A l’intérieur, le Recôncavo désigne la zone agricole qui épouse les contours de la baie de tous les saints. De l’élevage, un peu de tabac, un peu de maraîchage, beaucoup de canne à sucre, c’est la recette qui a assuré la prospérité de la région, et représente toujours une part importante de son économie.
Eparpillées dans les cultures, de nombreuses traces du passé, à Cachoeira, São Francisco de Paraguaçu, São Felix … font d’une excursion dans le Recôncavo un voyage dans le temps.
Alors, en plus d’un passage à Salvador, une virée sur le littoral ou une plongée à l’intérieur ? Nous on a choisi, c’est fromage ET dessert !

Paradisiaques îles du sud

La trentaine d’îles qui constituent l’archipel de la baie de Camamu sont plus connues sous l’appellation d’« îles du sud de Salvador ».
De taille variable, toutes sont faiblement peuplées, principalement sur leur littoral, l’intérieur n’abritant que de rares cultures et une « mata » (forêt) intacte.
Sur Tinharé, la plus grande île, le village de Morro de São Paulo s’est taillé une fière réputation.

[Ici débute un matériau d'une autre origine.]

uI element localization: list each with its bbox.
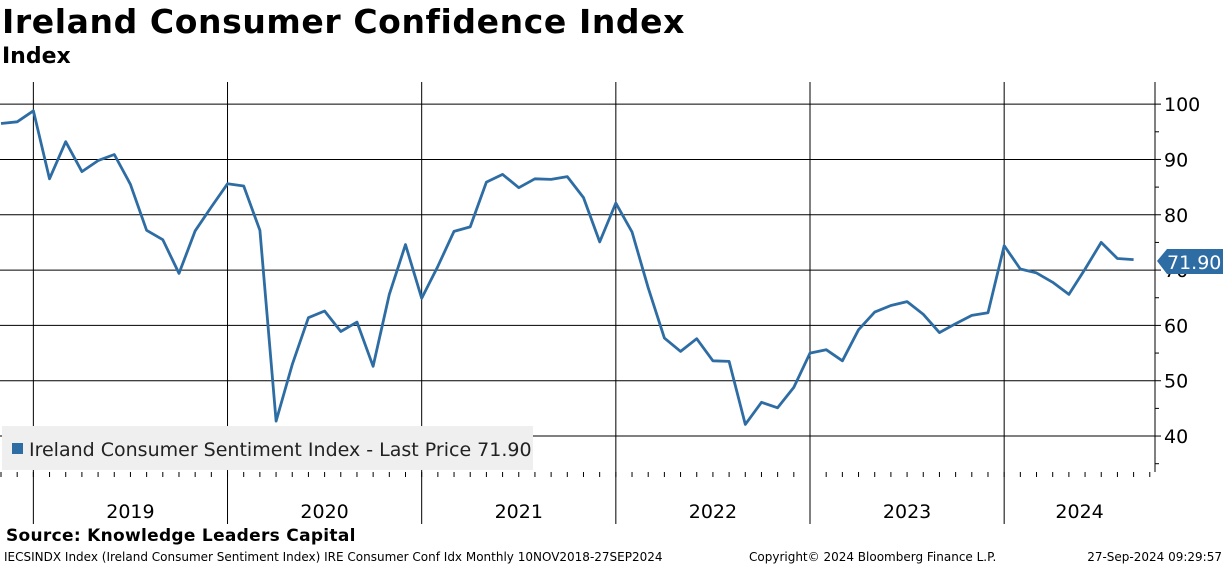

Il fut fondé en 1630 par les Portugais, comme un poste avancé destiné à protéger Salvador, la toute nouvelle capitale de leur colonie.
Le site est en effet stratégique : à l’extrémité de l’île, la bute rocheuse sur laquelle est construit le village offre non seulement un excellent point d’observation, mais aussi des conditions propices à la fortification.
Depuis le majestueux portique de pierre qui surplombe le petit port, on peut toujours parcourir sur quelques centaines de mètres les remparts qui longent la mer, jusqu’aux ruines d’un fortin.
Au pied du phare qui coiffe le « morro » (coline ou promontoire), un dédale de ruelles épouse une topographie capricieuse, nous sommes dans le cœur historique du village.
Depuis que l’endroit est devenu une station balnéaire prisée des Bahianais, le cœur véritable de Morro de São Paulo s’est déplacé vers les plages, où il bat désormais au son du forró, du axé ou de la techno.